Il 24 giugno saremo sotto le mura del carcere di Poggioreale per ribadire la nostra solidarietà a Maurizio Alfieri ed a tutti i carcerati che nelle gabbie di stato non chinano la testa e quotidianamente si battono per la propria dignità.
Maurizio è stato trasferito a Poggioreale dal carcere di Opera a Milano, è stato deportato per punizione dopo aver lottato con gli altri carcerati. Hanno dato vita ad una protesta, raccogliendo tra l’altro centinaia di firme per ottenere migliori condizioni di vita per tutti senza cedere al ricatto della premialità. Nelle carceri anche solo una doccia calda può rappresentare una conquista da ottenere con dure lotte. Ecco perché chi continua a battersi in galera viene represso con trasferimenti a centinaia di chilometri di distanza da casa, con pestaggi e con l’applicazione del famigerato 14 bis, una misura di ulteriore isolamento all’interno del carcere che è ancora più restrittiva del 41 bis ma che colpisce indiscriminatamente tutta la popolazione carceraria. Il trasferimento a Poggioreale non è casuale, il carcere napoletano è uno dei peggiori d’Italia come ben sanno i carcerati e i loro familiari. Per l’arrivo di Maurizio è stato riaperto il sotterraneo del padiglione Avellino, celle destinate a chi deve scontare un regime di isolamento molto rigido.

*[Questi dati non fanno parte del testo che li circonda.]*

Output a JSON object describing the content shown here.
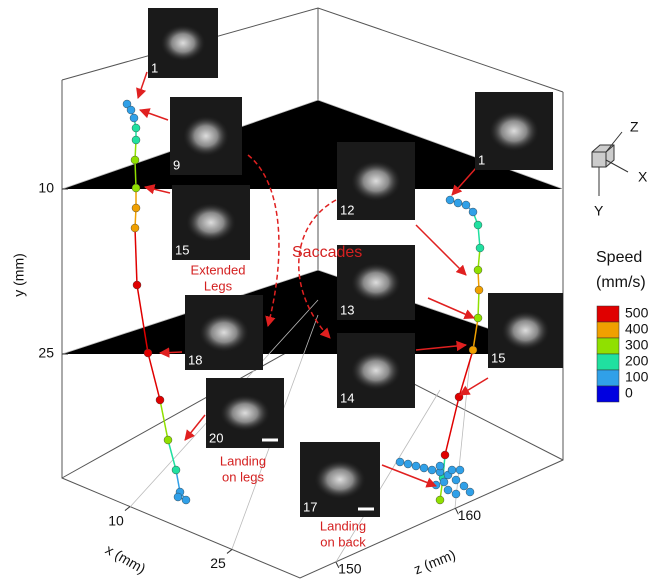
{
  "chart_data": {
    "type": "trajectory3d",
    "axes": {
      "x": {
        "label": "x (mm)",
        "lim": [
          0,
          35
        ],
        "ticks": [
          10,
          25
        ]
      },
      "y": {
        "label": "y (mm)",
        "lim": [
          0,
          35
        ],
        "ticks": [
          10,
          25
        ]
      },
      "z": {
        "label": "z (mm)",
        "lim": [
          147,
          169
        ],
        "ticks": [
          150,
          160
        ]
      }
    },
    "frames": [
      1,
      9,
      15,
      18,
      20,
      12,
      13,
      14,
      1,
      15,
      17
    ],
    "annotations": {
      "saccades": "Saccades",
      "extended_legs": [
        "Extended",
        "Legs"
      ],
      "landing_legs": [
        "Landing",
        "on legs"
      ],
      "landing_back": [
        "Landing",
        "on back"
      ]
    },
    "triad": [
      "Z",
      "X",
      "Y"
    ],
    "colorbar": {
      "title": [
        "Speed",
        "(mm/s)"
      ],
      "ticks": [
        500,
        400,
        300,
        200,
        100,
        0
      ],
      "colors": [
        "#e00000",
        "#f0a000",
        "#90e000",
        "#20e0a0",
        "#30a0e8",
        "#0000e0"
      ]
    }
  }
}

All’interno delle antiche mura borboniche sono stipati circa 2000 prigionieri in condizioni di sovraffollamento insostenibile, i “suicidi” sono all’ordine del giorno e la psichiatrizzazione tramite un bombardamento massiccio di psicofarmaci abbrutisce centinaia di carcerati. Oltre a tutto ciò i prigionieri ogni giorno devono vedersela con l’arroganza e l’infamia dei secondini che non tollerano chi non si piega alla loro vigliaccheria. Un trattamento che chi è passato dalle patrie galere ben conosce e che ha colpito anche Maurizio. Come ci scrive in una sua recente lettera: “…la meschinità e la codardia delle guardie non hanno limiti. Quando passo non posso dare una sigaretta o un bicchiere d’acqua a nessuno. Chiudono blindi e spioncini. Di questo si servono per farmi passare per pentito. Nonostante questo ho trovato tantissimi solidali”.
Noi crediamo che il carcere e la società che ne ha bisogno vadano distrutti, siamo convinti che ciò si può ottenere solo battendoci, dentro e fuori, continuando ad intrecciare rapporti e a seminare solidarietà, a compiere azioni dirette contro chi vuole ogni giorno renderci sottomessi ed incapaci di reagire.